Guess I hit a nerve.
It doesn't really bother me what other people do and want to think; after all it's their body and health. However, I have gone through a hell of a lot of suffering and fear in dealing with the often destructive effects of diabetes, including a number of times almost dying, and my motivation is that I want to stay alive and live as long as possible without complications or suffering. In order to do that I have to learn, for myself, what is possible and necessary. Following quackery or some fad does me absolutely no good because the consequences of tricking my body will show up, regardless of what I want to believe. Diabetes takes no sides and doesn't care what theories we might have. It will only react to what works and whatever reduces the exacerbation of the complications. At the same time, do it wrong and diabetes will destroy me without the slightest bit of conscience. It is a disease of metabolism and lifestyle.
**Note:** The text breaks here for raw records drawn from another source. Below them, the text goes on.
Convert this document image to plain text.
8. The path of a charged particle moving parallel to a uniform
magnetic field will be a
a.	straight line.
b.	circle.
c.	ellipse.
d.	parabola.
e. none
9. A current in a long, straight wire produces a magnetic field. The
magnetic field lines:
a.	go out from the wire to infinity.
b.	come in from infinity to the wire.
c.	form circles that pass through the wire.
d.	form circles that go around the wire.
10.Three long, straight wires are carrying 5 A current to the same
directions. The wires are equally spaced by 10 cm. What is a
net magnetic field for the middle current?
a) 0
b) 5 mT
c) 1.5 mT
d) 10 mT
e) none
All I can do then is to learn all I can about what causes it and what I can do to prevent the causations that manifest the complications. I've been reading all I can for 15 years now. Initially, due to my having been indoctrinated with the low-fat dogma, I concentrated on vegetarian diets and low GI carbohydrates, cutting out almost all fat. That's what my doctors all recommended, too. It never worked. My diabetic complications just kept getting worse and my insulin doses kept increasing. My doctors had no idea what was causing it, and why I was gaining so much weight, in spite of my never having eaten very much and being very physically active (I ran 10 kilometers everyday). I first found out about the low carb diet when I read Atkins in the late 90's, but I didn't trust what he recommended, mainly because of the distrust I had in fat. It was only when I read, in 1999, the first paleo book that I came across, Ray Audette's "Neanderthin" (Audette had Type 2 diabetes and arthritis and cured himself of both by severely cutting carbs), that I began to question the dogma that I'd been taught since the mid-70's. I tried on and off since then to do the paleo diet, but doubt and lack of information kept me from diving in. Living in Japan, far from all the goings on in the paleo movement, made it doubly difficult to have any idea whether going this route was safe or sound.
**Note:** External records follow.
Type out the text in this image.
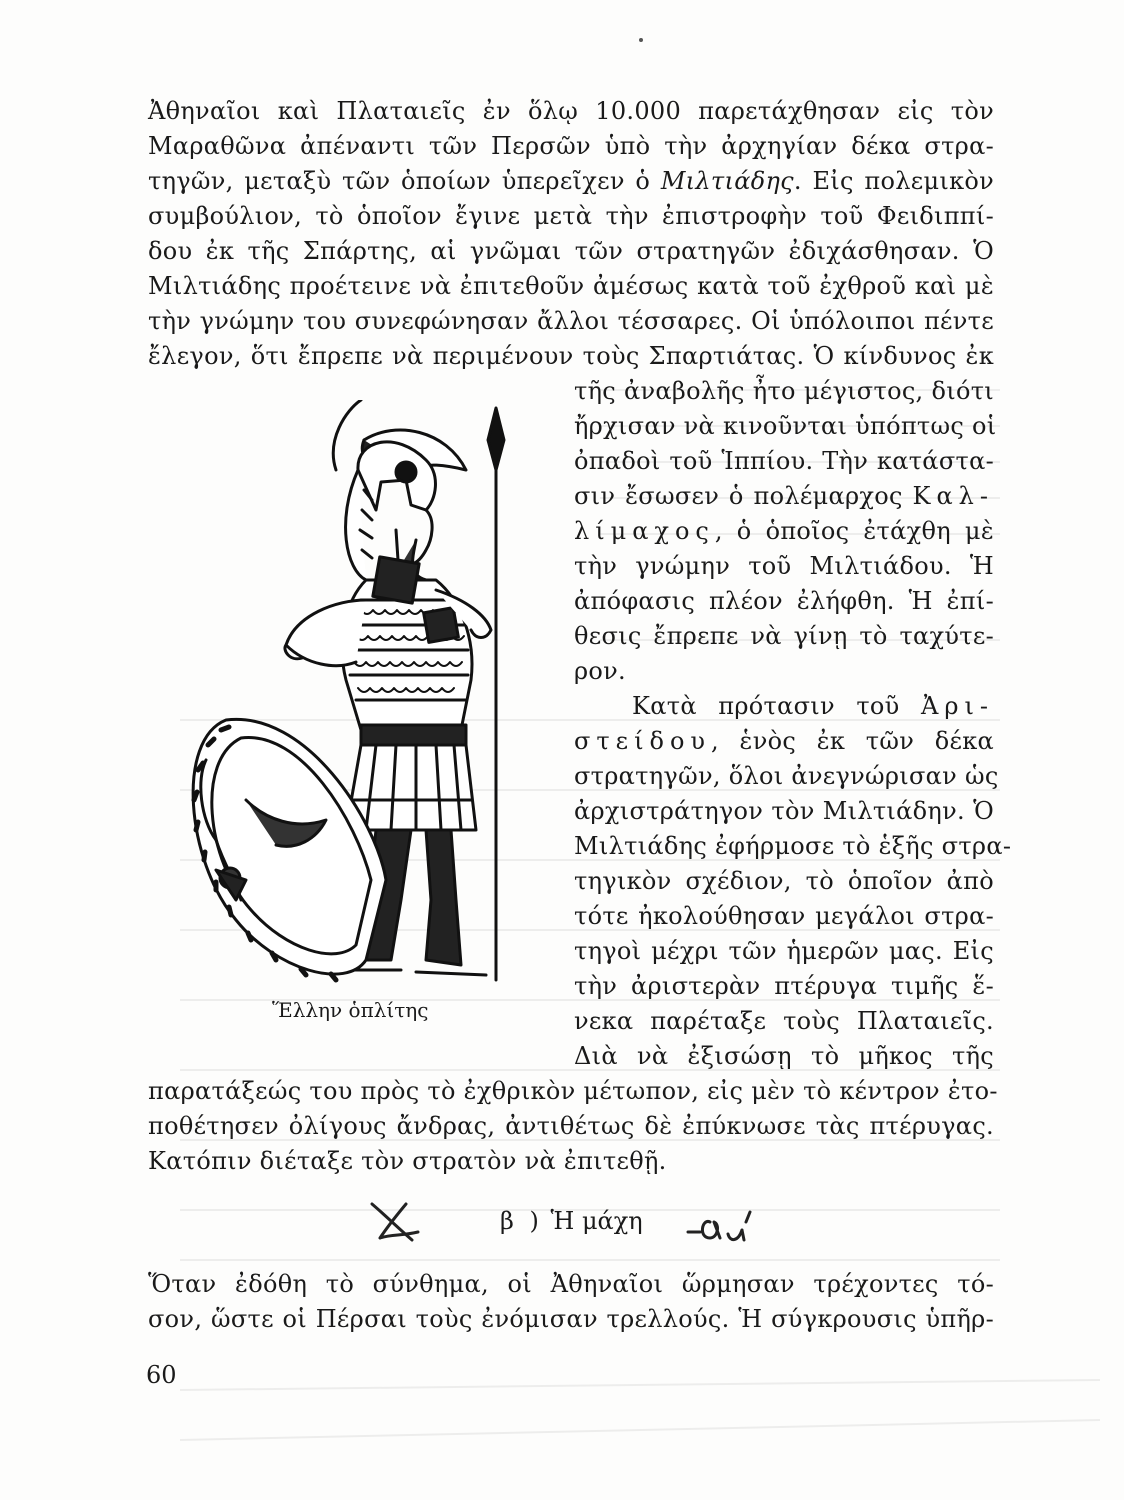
Ἀθηναῖοι καὶ Πλαταιεῖς ἐν ὅλῳ 10.000 παρετάχθησαν εἰς τὸν
Μαραθῶνα ἀπέναντι τῶν Περσῶν ὑπὸ τὴν ἀρχηγίαν δέκα στρα-
τηγῶν, μεταξὺ τῶν ὁποίων ὑπερεῖχεν ὁ Μιλτιάδης. Εἰς πολεμικὸν
συμβούλιον, τὸ ὁποῖον ἔγινε μετὰ τὴν ἐπιστροφὴν τοῦ Φειδιππί-
δου ἐκ τῆς Σπάρτης, αἱ γνῶμαι τῶν στρατηγῶν ἐδιχάσθησαν. Ὁ
Μιλτιάδης προέτεινε νὰ ἐπιτεθοῦν ἀμέσως κατὰ τοῦ ἐχθροῦ καὶ μὲ
τὴν γνώμην του συνεφώνησαν ἄλλοι τέσσαρες. Οἱ ὑπόλοιποι πέντε
ἔλεγον, ὅτι ἔπρεπε νὰ περιμένουν τοὺς Σπαρτιάτας. Ὁ κίνδυνος ἐκ
τῆς ἀναβολῆς ἦτο μέγιστος, διότι
ἤρχισαν νὰ κινοῦνται ὑπόπτως οἱ
ὀπαδοὶ τοῦ Ἱππίου. Τὴν κατάστα-
σιν ἔσωσεν ὁ πολέμαρχος Καλ-
λίμαχος, ὁ ὁποῖος ἐτάχθη μὲ
τὴν γνώμην τοῦ Μιλτιάδου. Ἡ
ἀπόφασις πλέον ἐλήφθη. Ἡ ἐπί-
θεσις ἔπρεπε νὰ γίνῃ τὸ ταχύτε-
ρον.
Κατὰ πρότασιν τοῦ Ἀρι-
στείδου, ἑνὸς ἐκ τῶν δέκα
στρατηγῶν, ὅλοι ἀνεγνώρισαν ὡς
ἀρχιστράτηγον τὸν Μιλτιάδην. Ὁ
Μιλτιάδης ἐφήρμοσε τὸ ἑξῆς στρα-
τηγικὸν σχέδιον, τὸ ὁποῖον ἀπὸ
τότε ἠκολούθησαν μεγάλοι στρα-
τηγοὶ μέχρι τῶν ἡμερῶν μας. Εἰς
τὴν ἀριστερὰν πτέρυγα τιμῆς ἕ-
νεκα παρέταξε τοὺς Πλαταιεῖς.
Διὰ νὰ ἐξισώσῃ τὸ μῆκος τῆς
παρατάξεώς του πρὸς τὸ ἐχθρικὸν μέτωπον, εἰς μὲν τὸ κέντρον ἐτο-
ποθέτησεν ὀλίγους ἄνδρας, ἀντιθέτως δὲ ἐπύκνωσε τὰς πτέρυγας.
Κατόπιν διέταξε τὸν στρατὸν νὰ ἐπιτεθῇ.
β ) Ἡ μάχη
Ὅταν ἐδόθη τὸ σύνθημα, οἱ Ἀθηναῖοι ὥρμησαν τρέχοντες τό-
σον, ὥστε οἱ Πέρσαι τοὺς ἐνόμισαν τρελλούς. Ἡ σύγκρουσις ὑπῆρ-
60
Ἕλλην ὁπλίτης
It was only two years ago when a friend recommended Mark Sisson's "Primal Blueprint" that everything really clicked. He explained it in terms of the metabolism of insulin and when I read that and compared it to what was happening with my body, suddenly it all made sense. When I tried it out, it worked! Within a month a fungus that had completely taken over my right hand and right foot and the right side of my face, due to high blood sugars, completely disappeared. The gastroparesis that was ravaging my stomach and esophagus disappeared. My blood sugars normalized and my dose of insulin plummeted. I lost weight. My migraines disappeared. And for the first time in 20 years my insomnia disappeared (I have only had insomnia one time since I started the diet and exercise routine last June). I was astounded, to say the least. And so was my doctor, since I had managed to do in one month what she had been unable to do in 10 years. She still remains very cautious about the whole thing, and still won't read the copies of data and abstracts that I've brought in to back up what I was doing, but she's at least willing to let me give it a go, while monitoring me.
For me this is life or death, not simply a weight loss program. I cannot be cavalier about what I eat or how I live and move. Diabetes is on my mind 24 hours a day, even when I sleep. So yes, I'd imagine that when someone makes an offhand remark about all that I've put so much effort and time and anguish into learning, cavalierly brushing aside tomes of serious studies and very concerned work by people trying to make sense of two epidemics... diabetes and obesity... that are sweeping the world, I get somewhat defensive. All I am asking is that you give the information a serious look at and not just toss it out as hogwash. I'd go further and say, give the paleo lifestyle a try and see how it works for you, but if you are healthy and happy with your body and well-being, then it might seem rather unnecessary.
I do believe, as Nick and Piper have suggested, that living this way makes your body far more efficient. For backpacking that means less weight on your back, less consumption of fuel, and longer periods of walking without constantly having to replenish caloric stores with quick spiking sugars.